Philosophinnen und Philosophen beschäftigen sich seit tausenden von Jahren mit der Suche nach Wissen und Erkenntnissen. Dabei stellen sie Gesetze auf, die etwas darüber aussagen sollen, wie unsere Welt funktioniert. Andere Philosophen greifen diese Theorien dann wieder mit Gegenargumenten an und stellen neue Gesetze auf. So entwickelt sich die Philosophie über die Jahrhunderte immer weiter und man kann sagen, sie verbessert sich selbst. Doch es schleichen sich auch immer wieder Zweifel ein. Können wir mit unserem Verstand wirklich Gesetze erkennen, die den Lauf der Dinge regeln? Neben den Philosophen, die sich damit beschäftigen, welche Erkenntnisse uns der Verstand liefern kann, gibt und gab es auch immer Philosophen, die Skeptiker sind und waren. Philosophische Skeptiker zweifeln daran, dass unser Verstand uns wirklich Erkenntnisse über die Welt liefern kann, sie zweifeln daran dass wir wirkliches Wissen über das, was in der Welt vor sich geht, erlangen können.
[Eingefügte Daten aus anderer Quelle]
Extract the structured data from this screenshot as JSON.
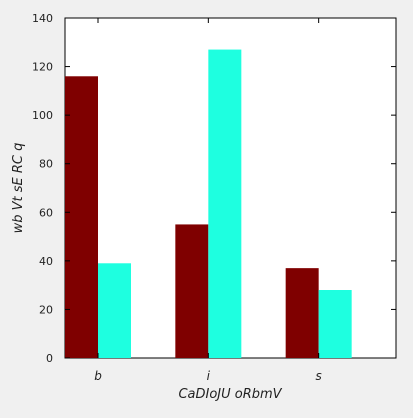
{
  "chart_data": {
    "type": "bar",
    "title": "",
    "xlabel": "CaDIoJU  oRbmV",
    "ylabel": "wb Vt sE RC q",
    "categories": [
      "b",
      "i",
      "s"
    ],
    "series": [
      {
        "values": [
          116,
          55,
          37
        ],
        "color": "#7f0000"
      },
      {
        "values": [
          39,
          127,
          28
        ],
        "color": "#1effe0"
      }
    ],
    "ylim": [
      0,
      140
    ],
    "yticks": [
      0,
      20,
      40,
      60,
      80,
      100,
      120,
      140
    ],
    "grid": false,
    "legend": "none",
    "background": "#ffffff"
  }
}
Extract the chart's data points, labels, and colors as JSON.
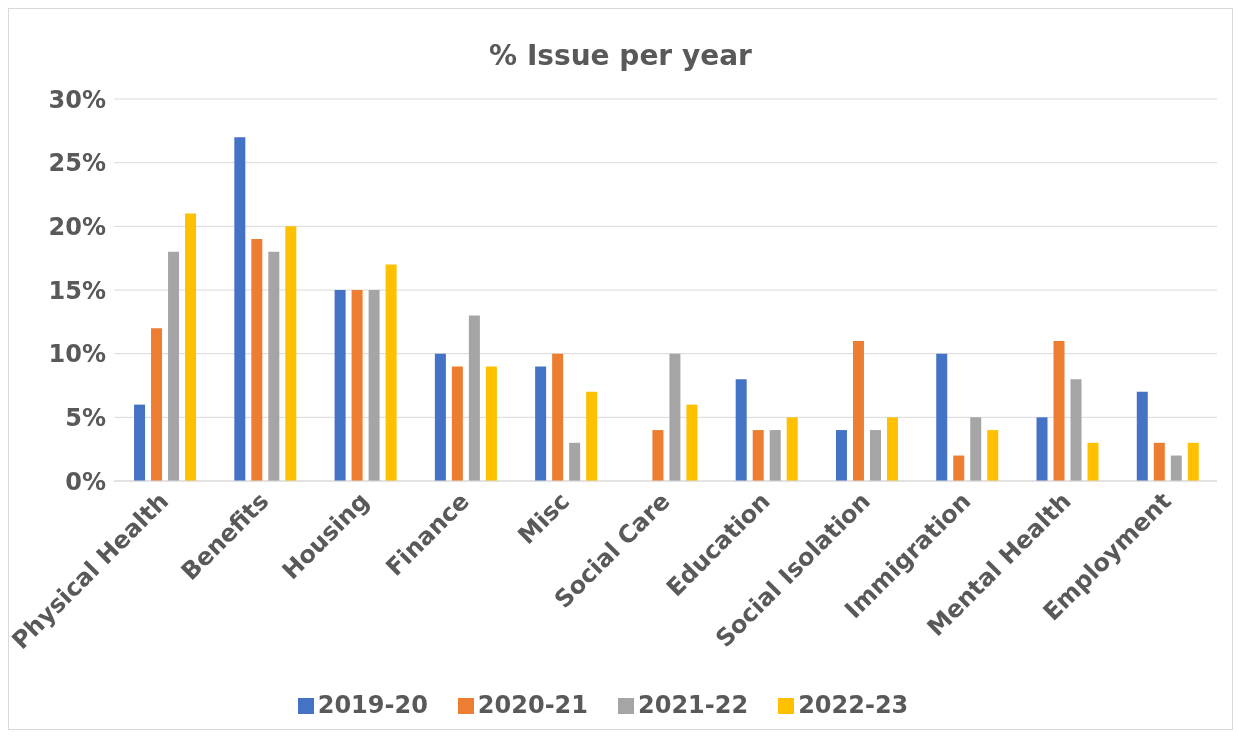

Einer dieser Skeptiker war David Hume. Er entwickelte im 18. Jahrhundert eine Theorie, gemäß der wir nur unseren Sinnen und nicht unserem Verstand trauen sollten. Der Verstand verleitet uns dazu, Dinge zu glauben, die sich nach sauberer Analyse als trügerisch herausstellen. Im Symposion wollen wir uns mit den Argumenten, die Hume gegen den Verstand in Stellung bringt, beschäftigen, denn er legt in vielen Punkten tatsächlich einen Finger in eine Wunde. Wir werden uns aber auch fragen, inwiefern die rationale Philosophie dennoch ihre Berechtigung hat und ob wir dieser Skepsis nicht doch entgegentreten können und müssen.